Das Marthaler-Theater erhielt noch einmal eine Bewährungsfrist und nahm die Krise als Chance. "Groundings - Eine Hoffnungsvariante" nannte der Regisseur durchaus selbstironisch das Krisenbewältigungstheater, das er daraufhin mit großem Erfolg auf die Bühne brachte.

Vordergründig handelte es von der Pleite der Swissair, aber es nahm auch die eigene Pleite auf die Schippe - und den Sinkflug bereits vorweg. Das Marthaler-Theater ist nun endgültig "gegroundet". Weniger euphemistisch muss man von Scheitern sprechen.

Nach Wochen des Wartens stellten sich Marthaler, seine Chefdramaturgin Stefanie Carp, Verwaltungsratspräsident Eric L. Dreifuss sowie Verwaltungsratsmitglied und Zürcher Stadtpräsident Elmar Ledergerber gestern den Medien. Das Interesse war zwar groß, die Stimmung dagegen säuerlich.

Wozu brauchte man so lange für diese Entscheidung, die offenbar einer Bankrotterklärung gleichkommt? Bereits bei früheren Anfragen hatten doch Marthaler/Carp immer wieder deutlich gemacht, dass sie zu keinen künstlerisch und folglich finanziell unbeschränkten Konzessionen bereit seien.
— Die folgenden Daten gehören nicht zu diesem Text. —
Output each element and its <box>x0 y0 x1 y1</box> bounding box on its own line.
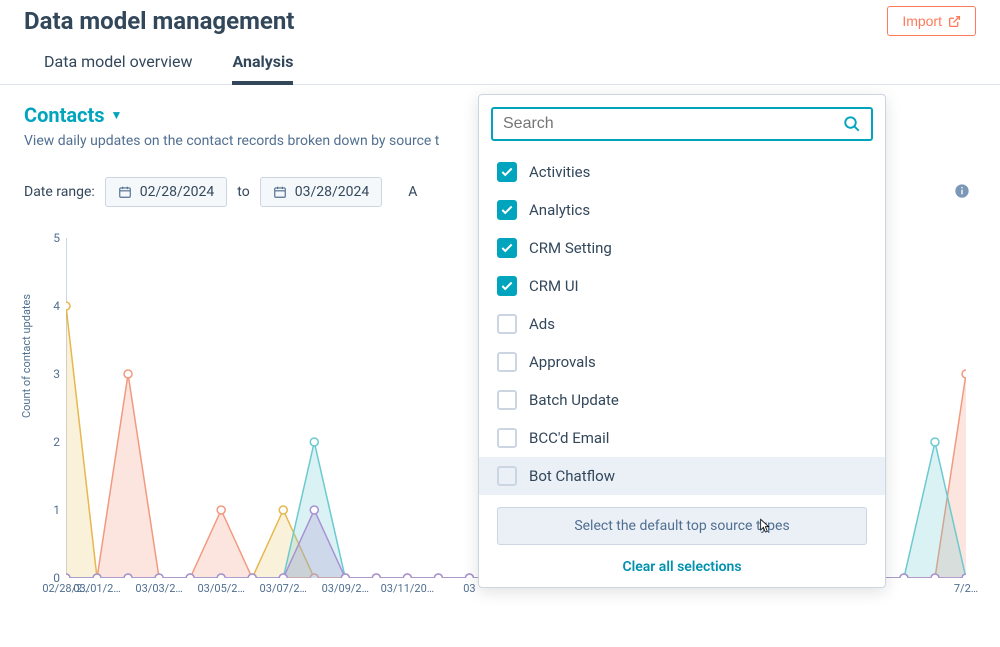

Zwar hat man das errechnete Defizit von 2,5 Millionen Franken im Budget der Saison 2004/2005, das bereits zum vierten Mal aus Kürzungen durch den Kanton entstanden ist, bereits auf 1,7 Millionen heruntergerechnet: ein verkleinertes Repertoire, mehr Wiederaufnahmen, weniger Gäste - doch das reicht nicht.

Gegen Entlassungen

Für weitere Einsparungen wären Entlassungen nicht zu vermeiden gewesen, was Marthaler/Carp jedoch nicht in Kauf nehmen wollten. "Es kommt nicht in Frage, dass wir Leute entlassen, die uns während der ganzen Zeit unterstützt haben."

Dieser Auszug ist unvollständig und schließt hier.